Of the 5,177 children who were included in the analysis, 617 (12%) had comorbidities. Of the 4,560 children without comorbidities, 1,454 (32%) received an antibiotic, and 893 (61%) of those prescriptions were for second-line antibiotics, which included doxycycline, broad-spectrum penicillins, and second- and third-generation cephalosporins. The countries with the highest prescribing rates (Turkey, the United Kingdom, Hungary, Italy, and Romania), were also the most frequent prescribers of second-line antibiotics.
When the researchers looked at the type of infections for which antibiotics were prescribed in children without comorbidities, they found that respiratory tract infections (upper and lower) accounted for 83% (1,208 of 1,454) of all prescriptions. The variation in prescribing frequency across hospitals was even greater for these infections, ranging from 15% (Switzerland) to 67% (Turkey) for upper respiratory tract infections and 24% (Switzerland) to 87% (Turkey) for lower respiratory tract infections.
Analysis of patient characteristics found that older age (odds ratio [OR], 1.51; 95% confidence interval [CI], 1.08 to 2.13), longer duration of fever (OR, 1.45; 95% CI, 1.01 to 2.07), blood concentrations of C-reactive protein (OR, 2.31; 95% CI, 1.67 to 3.19), and chest x-ray results (OR,10.62; 95% CI, 5.65 to 19.94 for focal abnormalities; OR, 3.49; 95% CI, 1.59 to 7.64 for diffuse abnormalities) were all associated with the increased likelihood of receiving an antibiotic prescription.

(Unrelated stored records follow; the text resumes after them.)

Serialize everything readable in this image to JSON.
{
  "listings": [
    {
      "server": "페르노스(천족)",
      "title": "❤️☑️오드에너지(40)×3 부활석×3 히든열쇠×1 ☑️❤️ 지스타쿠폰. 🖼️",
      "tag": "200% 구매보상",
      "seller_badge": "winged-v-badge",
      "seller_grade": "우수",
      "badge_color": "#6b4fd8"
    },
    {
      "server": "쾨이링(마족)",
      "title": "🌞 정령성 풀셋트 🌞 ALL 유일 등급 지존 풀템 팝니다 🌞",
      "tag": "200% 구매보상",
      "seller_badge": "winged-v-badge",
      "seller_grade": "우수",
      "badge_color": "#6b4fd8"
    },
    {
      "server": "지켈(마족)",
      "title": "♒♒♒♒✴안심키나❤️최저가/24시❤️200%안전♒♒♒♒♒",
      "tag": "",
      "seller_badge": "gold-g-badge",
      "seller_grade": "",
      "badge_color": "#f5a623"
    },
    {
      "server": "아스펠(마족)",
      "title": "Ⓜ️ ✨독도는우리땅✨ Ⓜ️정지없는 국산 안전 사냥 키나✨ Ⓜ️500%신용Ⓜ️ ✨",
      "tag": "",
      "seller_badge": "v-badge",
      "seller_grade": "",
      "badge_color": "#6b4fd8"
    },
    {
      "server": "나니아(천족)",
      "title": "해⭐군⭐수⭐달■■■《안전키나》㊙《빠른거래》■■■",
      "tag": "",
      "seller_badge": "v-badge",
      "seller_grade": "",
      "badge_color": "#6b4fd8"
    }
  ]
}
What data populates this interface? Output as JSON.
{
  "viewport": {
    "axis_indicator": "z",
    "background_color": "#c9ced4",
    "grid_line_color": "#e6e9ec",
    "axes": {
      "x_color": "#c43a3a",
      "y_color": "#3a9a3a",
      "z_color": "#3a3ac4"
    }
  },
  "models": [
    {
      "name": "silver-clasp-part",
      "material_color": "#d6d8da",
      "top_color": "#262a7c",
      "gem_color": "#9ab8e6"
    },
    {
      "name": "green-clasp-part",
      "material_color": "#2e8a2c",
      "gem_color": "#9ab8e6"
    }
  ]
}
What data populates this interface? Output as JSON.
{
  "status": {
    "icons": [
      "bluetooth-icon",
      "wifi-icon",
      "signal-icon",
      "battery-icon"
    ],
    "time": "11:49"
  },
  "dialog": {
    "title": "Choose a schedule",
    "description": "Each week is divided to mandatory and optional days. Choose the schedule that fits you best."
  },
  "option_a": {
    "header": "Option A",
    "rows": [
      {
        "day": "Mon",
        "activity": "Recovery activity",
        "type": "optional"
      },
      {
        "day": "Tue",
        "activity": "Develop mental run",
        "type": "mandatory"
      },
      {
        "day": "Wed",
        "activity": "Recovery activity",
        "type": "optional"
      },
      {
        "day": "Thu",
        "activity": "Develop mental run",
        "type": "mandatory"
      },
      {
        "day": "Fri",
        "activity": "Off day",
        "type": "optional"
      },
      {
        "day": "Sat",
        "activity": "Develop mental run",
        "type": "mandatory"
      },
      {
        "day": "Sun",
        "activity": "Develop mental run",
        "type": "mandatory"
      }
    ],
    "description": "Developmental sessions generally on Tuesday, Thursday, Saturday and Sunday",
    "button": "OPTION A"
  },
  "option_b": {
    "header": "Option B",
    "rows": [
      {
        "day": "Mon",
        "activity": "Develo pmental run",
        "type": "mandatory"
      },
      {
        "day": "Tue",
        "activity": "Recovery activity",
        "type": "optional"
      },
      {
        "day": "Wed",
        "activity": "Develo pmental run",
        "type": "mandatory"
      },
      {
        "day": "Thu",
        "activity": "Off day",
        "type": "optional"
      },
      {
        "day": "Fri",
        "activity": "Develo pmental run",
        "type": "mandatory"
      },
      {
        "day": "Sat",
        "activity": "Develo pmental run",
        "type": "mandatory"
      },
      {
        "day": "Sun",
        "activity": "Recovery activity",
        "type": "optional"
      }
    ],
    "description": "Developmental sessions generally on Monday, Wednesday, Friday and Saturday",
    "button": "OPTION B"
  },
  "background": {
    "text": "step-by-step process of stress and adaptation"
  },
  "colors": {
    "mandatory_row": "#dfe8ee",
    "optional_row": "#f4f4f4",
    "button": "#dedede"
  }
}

After the researchers adjusted their analysis to account for patient characteristics, diagnostic assessment, and hospital characteristics (hospital type and national healthcare system), they found the rate of antibiotic prescribing for respiratory infections was still highly variable across hospitals and countries, which suggests others factors are involved.
"Even though specific determinants of antibiotic prescription could be identified in the whole population of patients, differences in patient mix, diagnostic assessment, or hospital characteristics could not explain all variability in antibiotic prescription," lead study author Josephine van de Maat, MD, and her co-authors write.
What could explain the variability? As van de Maat and her colleagues explain, even though most respiratory infections are viral in nature and don't require antibiotics, bacterial causes can't be ruled out. But since there is no gold standard for diagnosing bacterial respiratory tract infections, diagnostic uncertainty could influence the decision to prescribe an antibiotic.
And as Elise Launay, MD, and Christele Gras Le Guen, MD, PhD, of Centre Hospitalier Universitaire de Nantes in France, explain in an accompanying commentary, that diagnostic uncertainty could play a bigger role in hospitals in Turkey, where estimated mortality for bacterial pneumonia in children under 5 is significantly higher than it is in western European countries.
"When in doubt, clinicians generally might prescribe antibiotics, thinking that the treatment would be less harmful than missing a severe bacterial infection," they write. "Pneumonia is a good example of a doubtful situation that could explain why children with lower respiratory tract infections showed the most variation in antibiotic prescription frequency."
But, they note, that wouldn't explain why the prescribing rates for lower respiratory tract infections in hospitals were also high in countries like the United Kingdom and Italy, where mortality rates for pediatric bacterial pneumonia are lower.
Whatever the reasons, van de Maat and her colleagues suggest that identifying the source of the problem is critical for stewardship efforts across the continent.
"To ensure successful antibiotic stewardship initiatives in Europe aimed at reducing unnecessary prescription of antibiotics, variability of prescription across hospitals should be considered, drivers of suboptimal antibiotic prescription at the local level need to be identified, and European guidelines need to be devised," they write.